This FAQ addresses the use of the 'Eliminate Duplicate Rows' checkbox within Cognos Impromptu. It is maintained by griffindm. Suggestions for additions and corrections can be addressed to him via the 'Send a Comment' link below the FAQ. All suggestions are intended for the current release of Impromptu, unless otherwise noted.
Background
When report writing, the author will occasionally come across situations where data in the report appears to contain duplications. When this occurs, it is
very important for the report writer to ascertain
why this is happening in order to be sure that the proper steps are taken to avoid the problem, without other issues appearing as the report is used.
Two Root Causes: First Case
When this situation happens, it usually has one of two root causes. I will cover the one most users are trying to eliminate first. Let's consider some test data:
Code:
Voucher Date Vendor State Amt
---------- -------- -------- ------- -------
12345 01/01/02 ABC MD 100.00
12346 01/01/02 DEF VA 250.00
12347 01/01/02 GHI DC 500.00
While most of this data is from a single fact table, the
state is from a child address table of a parent Vend table. Let's look at what that table might look like.
Code:
Vendor Addr1 Addr2 City State Postal
-------- ------- ------- ------- ------ ------
ABC Main St Laurel MD 20723
ABC 2nd Ave Easton MD 22790
DEF 42nd St #5A Fairfax VA 24213
GHI West Rd. Wash DC 25643
Note that vendor ABC has
two addresses. When this data is pulled into your report, the data for ABC would appear
twice. This could happen for all rows, if they all share the same many-to-one relationship, or for none, if all only have one
now. That could change tomorrow if a vendor gets another valid address.
In this case using the 'Eliminate Duplicate Rows' checkbox in the filter of the report may be valid as long as the remaining data for the duplicated row is unique. It will give you the correct data in the above case
as long as any additional rows for a vendor are from the same state. A
better solution would be to determine the correct, or default address used, and only include that in your report. This is often recognizable by another row column that designates it. Failing that, you could use a Max function on the state to ensure you only get a single row returned.
Second Case: When NOT to use it
Another common situtation that gives apparent duplicate rows is
NOT appropriate for this type of solution. This happens when the report does not include the
key values of the fact table. Based on the limited data you see, rows that are in fact different appear as duplicates. Consider sample data again:
Code:
Voucher Ln Date Vendor Desc Amt
---------- -- -------- -------- ------- -------
12345 1 01/01/02 ABC Rental Car 100.00
12345 2 01/01/02 ABC Hotel 100.00
12346 1 01/01/02 GHI Travel 500.00
In this scenario, the first two lines share a common voucher number, but have different descriptions and line numbers.
If your report
query (not necessarily just the output) did not include either the line number or the descriptions, then Impromptu would see the first two lines as duplicates and would suppress one of them. This is
NOT what you want.
When creating a report that may contain apparent duplicates, I always recommend turning off the option to 'Retrieve only the required rows' (found under menu option Report | Query | Access', proving the numeric validity of the results returned from
just the fact table data only. Then after confirming this, add the other dimensional lookups while checking that the row count and report totals do not change.
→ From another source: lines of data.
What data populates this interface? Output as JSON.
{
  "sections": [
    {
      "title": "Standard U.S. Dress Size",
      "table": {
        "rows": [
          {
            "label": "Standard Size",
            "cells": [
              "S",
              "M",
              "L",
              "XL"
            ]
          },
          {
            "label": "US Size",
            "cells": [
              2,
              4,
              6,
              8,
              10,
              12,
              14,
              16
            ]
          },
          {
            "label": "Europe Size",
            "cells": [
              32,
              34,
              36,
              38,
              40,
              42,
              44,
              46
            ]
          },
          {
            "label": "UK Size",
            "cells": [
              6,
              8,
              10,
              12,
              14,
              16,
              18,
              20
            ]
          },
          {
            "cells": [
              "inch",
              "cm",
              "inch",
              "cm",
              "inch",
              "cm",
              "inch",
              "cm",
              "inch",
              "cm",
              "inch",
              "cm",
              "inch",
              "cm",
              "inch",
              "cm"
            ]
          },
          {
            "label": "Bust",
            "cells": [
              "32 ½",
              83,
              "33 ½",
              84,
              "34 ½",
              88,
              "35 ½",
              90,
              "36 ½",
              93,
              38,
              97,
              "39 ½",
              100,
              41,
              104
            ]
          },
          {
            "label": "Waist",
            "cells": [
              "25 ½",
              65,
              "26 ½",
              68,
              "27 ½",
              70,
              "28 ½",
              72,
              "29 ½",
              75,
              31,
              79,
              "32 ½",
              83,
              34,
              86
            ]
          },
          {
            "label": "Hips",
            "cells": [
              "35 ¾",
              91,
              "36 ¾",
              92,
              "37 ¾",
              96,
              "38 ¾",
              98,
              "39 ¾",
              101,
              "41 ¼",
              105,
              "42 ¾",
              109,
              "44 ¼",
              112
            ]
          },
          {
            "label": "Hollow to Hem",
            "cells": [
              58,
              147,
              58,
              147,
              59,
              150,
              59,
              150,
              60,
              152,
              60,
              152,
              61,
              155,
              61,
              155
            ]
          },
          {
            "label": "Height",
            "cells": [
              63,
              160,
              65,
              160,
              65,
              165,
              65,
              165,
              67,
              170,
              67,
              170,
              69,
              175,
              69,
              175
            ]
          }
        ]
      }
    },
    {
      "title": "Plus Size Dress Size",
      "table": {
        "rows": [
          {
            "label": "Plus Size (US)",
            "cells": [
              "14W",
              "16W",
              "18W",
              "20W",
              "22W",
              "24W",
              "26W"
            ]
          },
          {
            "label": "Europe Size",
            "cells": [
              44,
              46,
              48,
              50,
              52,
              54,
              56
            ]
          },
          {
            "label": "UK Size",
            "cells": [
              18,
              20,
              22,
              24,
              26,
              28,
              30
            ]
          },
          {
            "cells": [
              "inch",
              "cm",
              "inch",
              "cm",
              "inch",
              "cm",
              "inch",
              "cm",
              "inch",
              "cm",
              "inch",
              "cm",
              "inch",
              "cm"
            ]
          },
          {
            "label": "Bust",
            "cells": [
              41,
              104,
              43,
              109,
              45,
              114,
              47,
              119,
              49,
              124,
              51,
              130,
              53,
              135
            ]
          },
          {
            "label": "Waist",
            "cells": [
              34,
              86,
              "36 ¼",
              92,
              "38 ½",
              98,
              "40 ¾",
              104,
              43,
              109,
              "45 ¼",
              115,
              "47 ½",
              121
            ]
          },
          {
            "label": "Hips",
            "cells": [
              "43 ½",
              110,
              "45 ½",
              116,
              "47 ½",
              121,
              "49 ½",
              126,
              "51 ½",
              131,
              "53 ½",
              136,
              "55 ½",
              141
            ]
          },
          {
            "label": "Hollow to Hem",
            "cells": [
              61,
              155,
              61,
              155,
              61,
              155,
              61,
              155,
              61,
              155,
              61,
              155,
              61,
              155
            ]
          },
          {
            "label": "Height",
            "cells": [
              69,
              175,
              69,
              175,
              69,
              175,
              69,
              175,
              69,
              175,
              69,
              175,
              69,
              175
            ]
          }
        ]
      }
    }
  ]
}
What Impromptu Does When Suppressing Duplicates
When you check the box for this, Impromptu will include a
distinct clause in the resulting SQL. This results in the elimination of data that are identical
in the data returned. That's all it does. This process can also slow the report down significantly if there are a lot or rows and columns in the report. Impromptu has no more idea than you do as to what is truly unique to the row within the application holding the data.
While the information given here may provide a good rule to follow, the bottom line is understanding your data thoroughly is the best aid to being an effective report writer.